Afin de préserver l’avenir de l’entrepreneuriat, les principaux représentants du secteur ont tenu à discuter des mesures les plus adaptées avec le gouvernement. Comme il a été annoncé plus haut, ce dernier a donc rectifié le tir en annonçant dans un communiqué en date de 15 juin 2017 que (début de citation) « Seuls les logiciels et systèmes de caisse, principaux vecteurs des fraudes constatées à la TVA, seront ainsi concernés. » (fin de citation).

En d’autres termes, les auto-entrepreneurs non assujettis à la TVA n’ont pas cette obligation de s’équiper de logiciel de facturation et de caisse.

L’utilisation d’un logiciel pour une bonne gestion de l’entreprise

Certes, certains auto-entrepreneurs n’auront pas l’obligation de se doter d’un logiciel de comptabilité anti-fraude, néanmoins, il est vrai que son utilisation est avantageuse pour la gestion de leur structure. Ce logiciel leur permet en effet d’enregistrer leurs dépenses et leurs recettes, et aussi de dresser les états comptables dont ils ont besoin, comme leurs bénéfices, leur bilan.

Cette base regroupe aussi les données sur leurs clients.

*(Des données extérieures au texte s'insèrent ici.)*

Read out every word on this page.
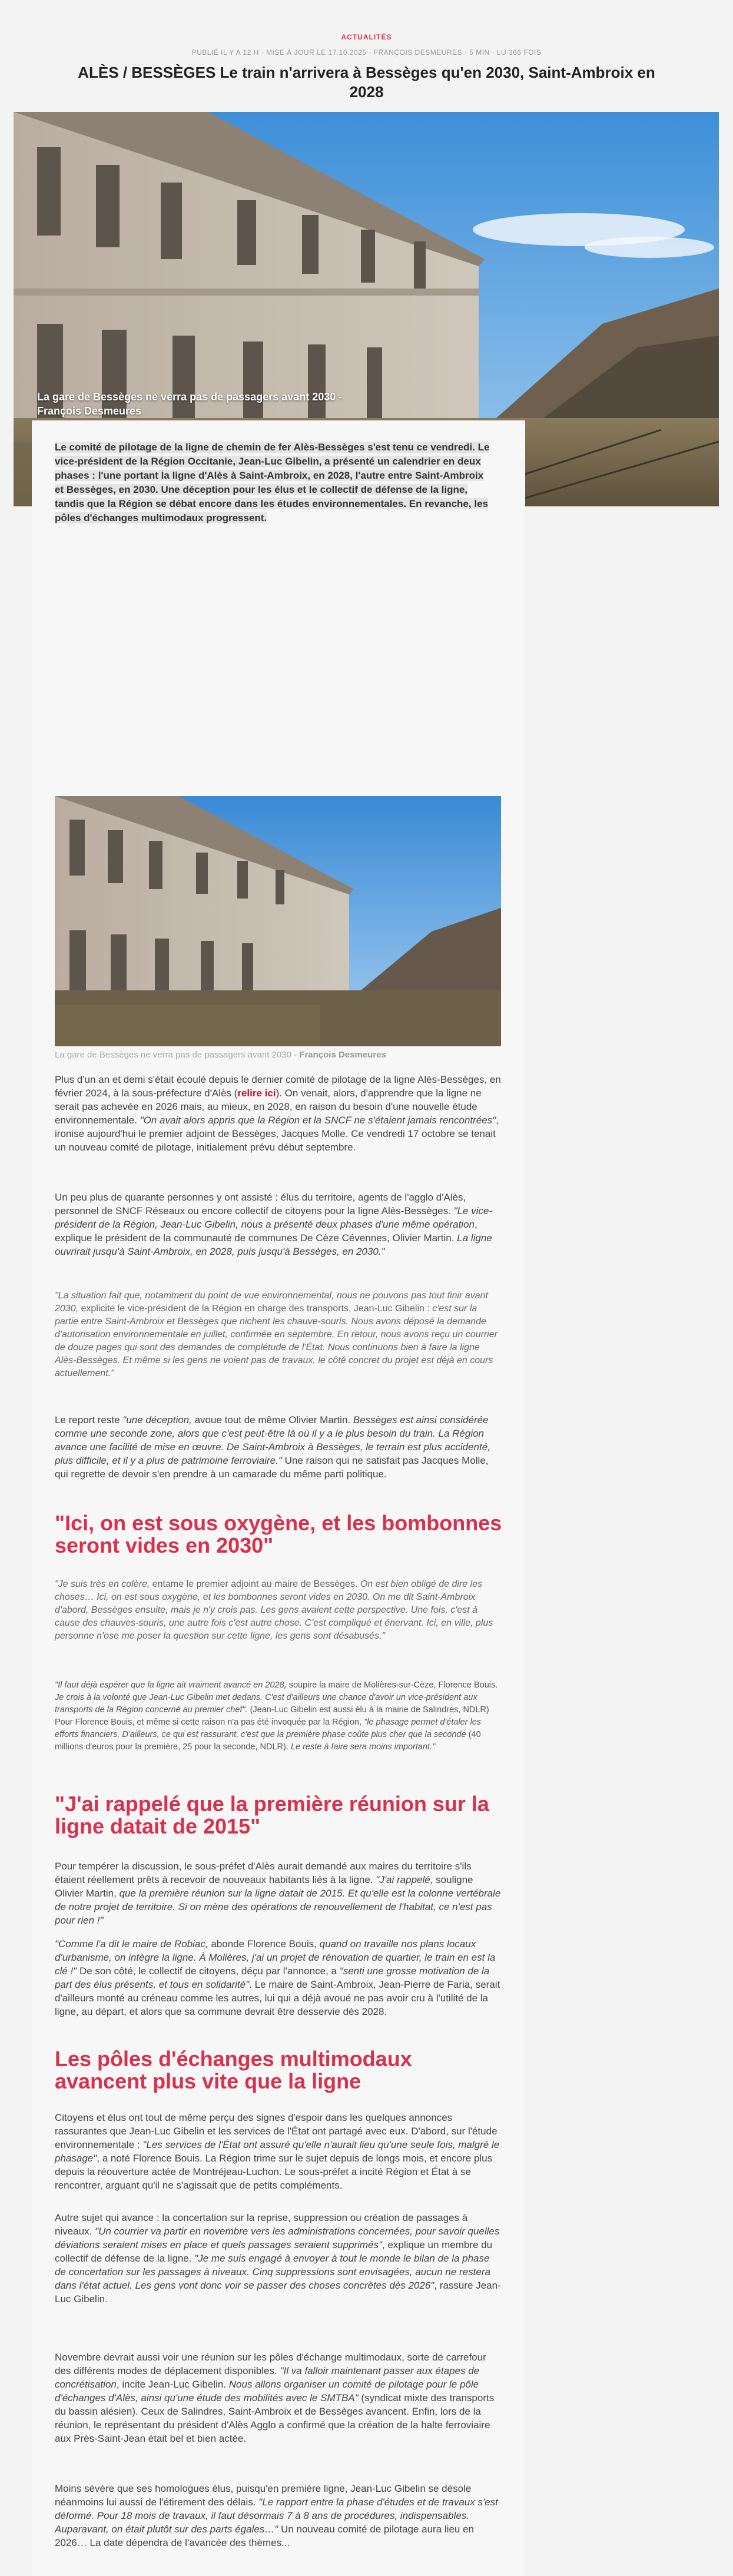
ACTUALITÉS
PUBLIÉ IL Y A 12 H · MISE À JOUR LE 17.10.2025 · FRANÇOIS DESMEURES · 5 MIN · LU 366 FOIS
ALÈS / BESSÈGES Le train n'arrivera à Bessèges qu'en 2030, Saint-Ambroix en 2028
La gare de Bessèges ne verra pas de passagers avant 2030 - François Desmeures
Le comité de pilotage de la ligne de chemin de fer Alès-Bessèges s'est tenu ce vendredi. Le vice-président de la Région Occitanie, Jean-Luc Gibelin, a présenté un calendrier en deux phases : l'une portant la ligne d'Alès à Saint-Ambroix, en 2028, l'autre entre Saint-Ambroix et Bessèges, en 2030. Une déception pour les élus et le collectif de défense de la ligne, tandis que la Région se débat encore dans les études environnementales. En revanche, les pôles d'échanges multimodaux progressent.
La gare de Bessèges ne verra pas de passagers avant 2030 - François Desmeures

Plus d'un an et demi s'était écoulé depuis le dernier comité de pilotage de la ligne Alès-Bessèges, en février 2024, à la sous-préfecture d'Alès (relire ici). On venait, alors, d'apprendre que la ligne ne serait pas achevée en 2026 mais, au mieux, en 2028, en raison du besoin d'une nouvelle étude environnementale. "On avait alors appris que la Région et la SNCF ne s'étaient jamais rencontrées", ironise aujourd'hui le premier adjoint de Bessèges, Jacques Molle. Ce vendredi 17 octobre se tenait un nouveau comité de pilotage, initialement prévu début septembre.

Un peu plus de quarante personnes y ont assisté : élus du territoire, agents de l'agglo d'Alès, personnel de SNCF Réseaux ou encore collectif de citoyens pour la ligne Alès-Bessèges. "Le vice-président de la Région, Jean-Luc Gibelin, nous a présenté deux phases d'une même opération, explique le président de la communauté de communes De Cèze Cévennes, Olivier Martin. La ligne ouvrirait jusqu'à Saint-Ambroix, en 2028, puis jusqu'à Bessèges, en 2030."

"La situation fait que, notamment du point de vue environnemental, nous ne pouvons pas tout finir avant 2030, explicite le vice-président de la Région en charge des transports, Jean-Luc Gibelin : c'est sur la partie entre Saint-Ambroix et Bessèges que nichent les chauve-souris. Nous avons déposé la demande d'autorisation environnementale en juillet, confirmée en septembre. En retour, nous avons reçu un courrier de douze pages qui sont des demandes de complétude de l'État. Nous continuons bien à faire la ligne Alès-Bessèges. Et même si les gens ne voient pas de travaux, le côté concret du projet est déjà en cours actuellement."

Le report reste "une déception, avoue tout de même Olivier Martin. Bessèges est ainsi considérée comme une seconde zone, alors que c'est peut-être là où il y a le plus besoin du train. La Région avance une facilité de mise en œuvre. De Saint-Ambroix à Bessèges, le terrain est plus accidenté, plus difficile, et il y a plus de patrimoine ferroviaire." Une raison qui ne satisfait pas Jacques Molle, qui regrette de devoir s'en prendre à un camarade du même parti politique.

"Ici, on est sous oxygène, et les bombonnes seront vides en 2030"

"Je suis très en colère, entame le premier adjoint au maire de Bessèges. On est bien obligé de dire les choses… Ici, on est sous oxygène, et les bombonnes seront vides en 2030. On me dit Saint-Ambroix d'abord, Bessèges ensuite, mais je n'y crois pas. Les gens avaient cette perspective. Une fois, c'est à cause des chauves-souris, une autre fois c'est autre chose. C'est compliqué et énervant. Ici, en ville, plus personne n'ose me poser la question sur cette ligne, les gens sont désabusés."

"Il faut déjà espérer que la ligne ait vraiment avancé en 2028, soupire la maire de Molières-sur-Cèze, Florence Bouis. Je crois à la volonté que Jean-Luc Gibelin met dedans. C'est d'ailleurs une chance d'avoir un vice-président aux transports de la Région concerné au premier chef". (Jean-Luc Gibelin est aussi élu à la mairie de Salindres, NDLR) Pour Florence Bouis, et même si cette raison n'a pas été invoquée par la Région, "le phasage permet d'étaler les efforts financiers. D'ailleurs, ce qui est rassurant, c'est que la première phase coûte plus cher que la seconde (40 millions d'euros pour la première, 25 pour la seconde, NDLR). Le reste à faire sera moins important."

"J'ai rappelé que la première réunion sur la ligne datait de 2015"

Pour tempérer la discussion, le sous-préfet d'Alès aurait demandé aux maires du territoire s'ils étaient réellement prêts à recevoir de nouveaux habitants liés à la ligne. "J'ai rappelé, souligne Olivier Martin, que la première réunion sur la ligne datait de 2015. Et qu'elle est la colonne vertébrale de notre projet de territoire. Si on mène des opérations de renouvellement de l'habitat, ce n'est pas pour rien !"

"Comme l'a dit le maire de Robiac, abonde Florence Bouis, quand on travaille nos plans locaux d'urbanisme, on intègre la ligne. À Molières, j'ai un projet de rénovation de quartier, le train en est la clé !" De son côté, le collectif de citoyens, déçu par l'annonce, a "senti une grosse motivation de la part des élus présents, et tous en solidarité". Le maire de Saint-Ambroix, Jean-Pierre de Faria, serait d'ailleurs monté au créneau comme les autres, lui qui a déjà avoué ne pas avoir cru à l'utilité de la ligne, au départ, et alors que sa commune devrait être desservie dès 2028.

Les pôles d'échanges multimodaux avancent plus vite que la ligne

Citoyens et élus ont tout de même perçu des signes d'espoir dans les quelques annonces rassurantes que Jean-Luc Gibelin et les services de l'État ont partagé avec eux. D'abord, sur l'étude environnementale : "Les services de l'État ont assuré qu'elle n'aurait lieu qu'une seule fois, malgré le phasage", a noté Florence Bouis. La Région trime sur le sujet depuis de longs mois, et encore plus depuis la réouverture actée de Montréjeau-Luchon. Le sous-préfet a incité Région et État à se rencontrer, arguant qu'il ne s'agissait que de petits compléments.

Autre sujet qui avance : la concertation sur la reprise, suppression ou création de passages à niveaux. "Un courrier va partir en novembre vers les administrations concernées, pour savoir quelles déviations seraient mises en place et quels passages seraient supprimés", explique un membre du collectif de défense de la ligne. "Je me suis engagé à envoyer à tout le monde le bilan de la phase de concertation sur les passages à niveaux. Cinq suppressions sont envisagées, aucun ne restera dans l'état actuel. Les gens vont donc voir se passer des choses concrètes dès 2026", rassure Jean-Luc Gibelin.

Novembre devrait aussi voir une réunion sur les pôles d'échange multimodaux, sorte de carrefour des différents modes de déplacement disponibles. "Il va falloir maintenant passer aux étapes de concrétisation, incite Jean-Luc Gibelin. Nous allons organiser un comité de pilotage pour le pôle d'échanges d'Alès, ainsi qu'une étude des mobilités avec le SMTBA" (syndicat mixte des transports du bassin alésien). Ceux de Salindres, Saint-Ambroix et de Bessèges avancent. Enfin, lors de la réunion, le représentant du président d'Alès Agglo a confirmé que la création de la halte ferroviaire aux Près-Saint-Jean était bel et bien actée.

Moins sévère que ses homologues élus, puisqu'en première ligne, Jean-Luc Gibelin se désole néanmoins lui aussi de l'étirement des délais. "Le rapport entre la phase d'études et de travaux s'est déformé. Pour 18 mois de travaux, il faut désormais 7 à 8 ans de procédures, indispensables. Auparavant, on était plutôt sur des parts égales…" Un nouveau comité de pilotage aura lieu en 2026… La date dépendra de l'avancée des thèmes...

Elle est utile pour faire un rapprochement bancaire, pour déterminer tout écart entre les données théoriques et réelles, et de chercher les causes des erreurs. Elle leur permet d’effectuer certaines statistiques, de suivre l’évolution du prix de leurs matières premières, de gérer leurs stocks, etc.

L’auto-entrepreneur peut s’améliorer en disposant des informations chiffrées sur son activité. Bref, le logiciel comptable l’empêche de naviguer à vue. Il peut même calculer ses capacités d’emprunt s’il veut demander un crédit à sa banque dans le but de développer son entreprise.